Die Corona-Lage in Deutschland spitzt sich erneut zu: So sind die Inzidenzen bundesweit so hoch wie seit sechs Monaten nicht mehr. Und in der Folge wird es auch in den Intensivstationen immer enger, einige Krankenhäuser klagen bereits über neue Überlastungen. Doch ausgerechnet in dieser Situation gibt es in Deutschlands Krankenhäusern offenbar 4000 Intensivbetten weniger als noch zu Beginn des Jahres. Der Grund: Tausende Pflegekräfte haben in den letzten Monaten ihren Job an den Nagel gehängt.

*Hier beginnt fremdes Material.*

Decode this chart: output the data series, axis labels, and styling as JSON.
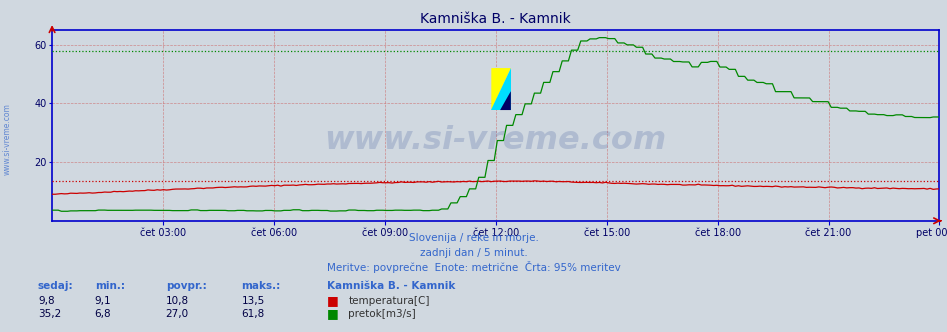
{
  "title": "Kamniška B. - Kamnik",
  "bg_color": "#d0d8e0",
  "plot_bg_color": "#d0d8e0",
  "axis_color": "#0000cc",
  "text_color": "#3366cc",
  "ylim": [
    0,
    65
  ],
  "yticks": [
    20,
    40,
    60
  ],
  "ytick_labels": [
    "20",
    "40",
    "60"
  ],
  "xtick_labels": [
    "čet 03:00",
    "čet 06:00",
    "čet 09:00",
    "čet 12:00",
    "čet 15:00",
    "čet 18:00",
    "čet 21:00",
    "pet 00:00"
  ],
  "xtick_positions": [
    0.125,
    0.25,
    0.375,
    0.5,
    0.625,
    0.75,
    0.875,
    1.0
  ],
  "subtitle1": "Slovenija / reke in morje.",
  "subtitle2": "zadnji dan / 5 minut.",
  "subtitle3": "Meritve: povprečne  Enote: metrične  Črta: 95% meritev",
  "legend_title": "Kamniška B. - Kamnik",
  "legend_items": [
    {
      "label": "temperatura[C]",
      "color": "#cc0000"
    },
    {
      "label": "pretok[m3/s]",
      "color": "#008800"
    }
  ],
  "stats_headers": [
    "sedaj:",
    "min.:",
    "povpr.:",
    "maks.:"
  ],
  "stats_row1": [
    "9,8",
    "9,1",
    "10,8",
    "13,5"
  ],
  "stats_row2": [
    "35,2",
    "6,8",
    "27,0",
    "61,8"
  ],
  "hline_red": 13.5,
  "hline_green": 57.8,
  "watermark": "www.si-vreme.com",
  "watermark_color": "#1a3a8a",
  "watermark_alpha": 0.18,
  "temp_color": "#cc0000",
  "flow_color": "#008800",
  "grid_v_color": "#cc6666",
  "grid_h_color": "#cc6666",
  "border_color": "#0000cc",
  "sidebar_text": "www.si-vreme.com"
}
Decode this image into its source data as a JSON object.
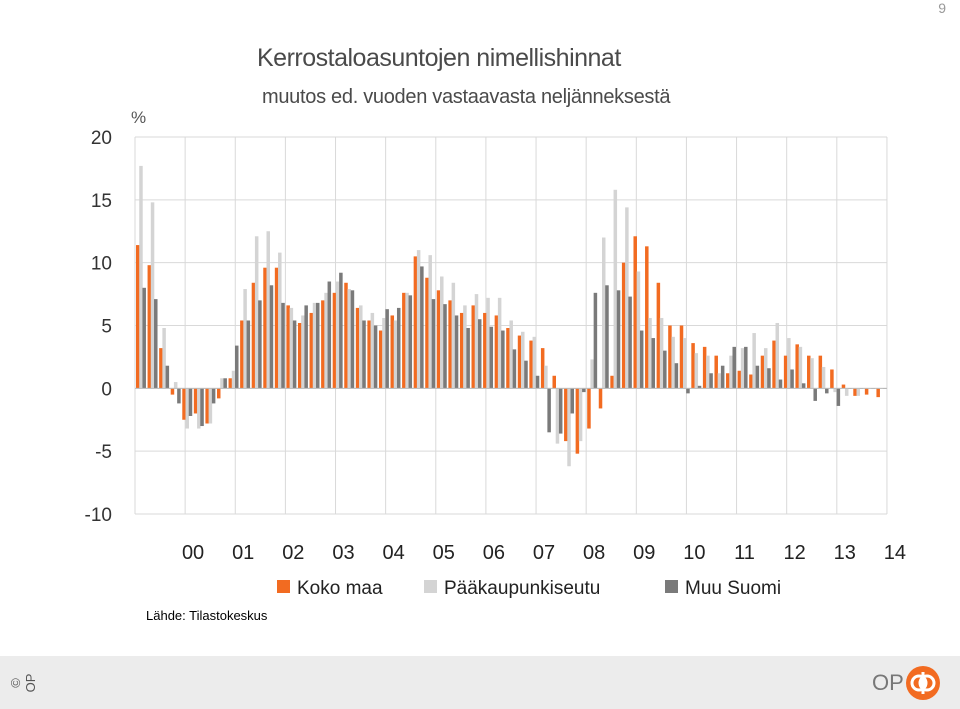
{
  "page_number": "9",
  "source": "Lähde: Tilastokeskus",
  "copyright": "© OP",
  "logo_text": "OP",
  "colors": {
    "koko": "#f26b21",
    "paakaupunki": "#d4d4d4",
    "muu": "#7a7a7a",
    "grid": "#d9d9d9"
  },
  "chart_data": {
    "type": "bar",
    "title": "Kerrostaloasuntojen nimellishinnat",
    "subtitle": "muutos ed. vuoden vastaavasta neljänneksestä",
    "ylabel": "%",
    "ylim": [
      -10,
      20
    ],
    "yticks": [
      20,
      15,
      10,
      5,
      0,
      -5,
      -10
    ],
    "year_labels": [
      "00",
      "01",
      "02",
      "03",
      "04",
      "05",
      "06",
      "07",
      "08",
      "09",
      "10",
      "11",
      "12",
      "13",
      "14"
    ],
    "grid": true,
    "legend_position": "bottom",
    "series": [
      {
        "name": "Koko maa",
        "values": [
          11.4,
          9.8,
          3.2,
          -0.5,
          -2.5,
          -2.0,
          -2.8,
          -0.8,
          0.8,
          5.4,
          8.4,
          9.6,
          9.6,
          6.6,
          5.2,
          6.0,
          7.0,
          7.6,
          8.4,
          6.4,
          5.4,
          4.6,
          5.8,
          7.6,
          10.5,
          8.8,
          7.8,
          7.0,
          6.0,
          6.6,
          6.0,
          5.8,
          4.8,
          4.2,
          3.8,
          3.2,
          1.0,
          -4.2,
          -5.2,
          -3.2,
          -1.6,
          1.0,
          10.0,
          12.1,
          11.3,
          8.4,
          5.0,
          5.0,
          3.6,
          3.3,
          2.6,
          1.2,
          1.4,
          1.1,
          2.6,
          3.8,
          2.6,
          3.5,
          2.6,
          2.6,
          1.5,
          0.3,
          -0.6,
          -0.5,
          -0.7
        ]
      },
      {
        "name": "Pääkaupunkiseutu",
        "values": [
          17.7,
          14.8,
          4.8,
          0.5,
          -3.2,
          -3.2,
          -2.8,
          0.8,
          1.4,
          7.9,
          12.1,
          12.5,
          10.8,
          6.4,
          5.8,
          6.8,
          7.6,
          8.5,
          7.9,
          6.6,
          6.0,
          5.6,
          5.4,
          7.6,
          11.0,
          10.6,
          8.9,
          8.4,
          6.6,
          7.5,
          7.2,
          7.2,
          5.4,
          4.5,
          4.1,
          1.8,
          -4.4,
          -6.2,
          -4.2,
          2.3,
          12.0,
          15.8,
          14.4,
          9.3,
          5.6,
          5.6,
          4.1,
          4.0,
          2.8,
          2.6,
          1.2,
          2.6,
          3.2,
          4.4,
          3.2,
          5.2,
          4.0,
          3.3,
          2.4,
          1.7,
          -0.3,
          -0.6,
          -0.6,
          0.0,
          0.0
        ]
      },
      {
        "name": "Muu Suomi",
        "values": [
          8.0,
          7.1,
          1.8,
          -1.2,
          -2.2,
          -3.0,
          -1.2,
          0.8,
          3.4,
          5.4,
          7.0,
          8.2,
          6.8,
          5.4,
          6.6,
          6.8,
          8.5,
          9.2,
          7.8,
          5.4,
          5.0,
          6.3,
          6.4,
          7.4,
          9.7,
          7.1,
          6.7,
          5.8,
          4.8,
          5.5,
          4.9,
          4.6,
          3.1,
          2.2,
          1.0,
          -3.5,
          -3.6,
          -2.0,
          -0.3,
          7.6,
          8.2,
          7.8,
          7.3,
          4.6,
          4.0,
          3.0,
          2.0,
          -0.4,
          0.2,
          1.2,
          1.8,
          3.3,
          3.3,
          1.8,
          1.6,
          0.7,
          1.5,
          0.4,
          -1.0,
          -0.4,
          -1.4,
          0.0,
          0.0,
          0.0,
          0.0
        ]
      }
    ]
  }
}
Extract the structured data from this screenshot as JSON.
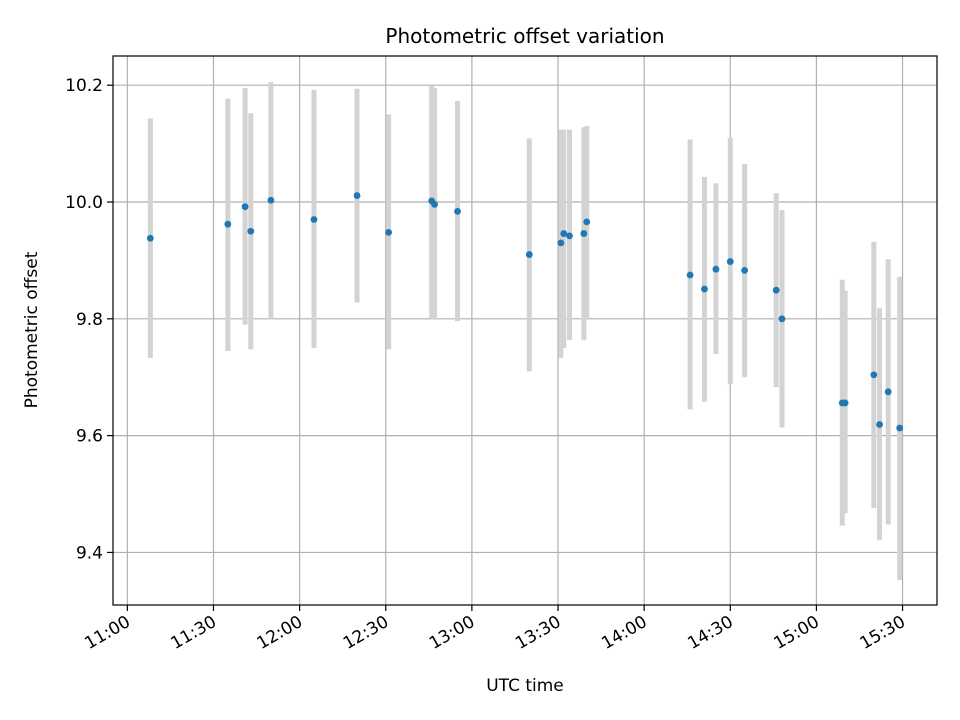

„Die aktuell angespannte Situation auf den Intensivstationen – insbesondere in Bayern, Sachsen und Thüringen – ist nicht nur auf die steigende Zahl der Corona-Infektionen zurückzuführen, sondern vor allem auf den Pflegekräftemangel. Wir hatten zu Beginn des Jahres fast 4000 Intensivbetten mehr aus heute. Diese Betten stehen heute immer noch in den Krankenhäusern, doch es fehlt das Personal, um sie auch zu betreiben“, sagt Nina Meckel, Sprecherin der Deutschen interdisziplinären Vereinigung für Intensiv- und Notfallmedizin (DIVI), auf Anfrage von Business Insider.

Es sei gesetzlich geregelt, dass die Betten nicht in Betrieb genommen werden dürften, wenn nicht mindestens eine Pflegekraft pro zwei Intensivbetten auf der Station arbeitet, so Meckel weiter.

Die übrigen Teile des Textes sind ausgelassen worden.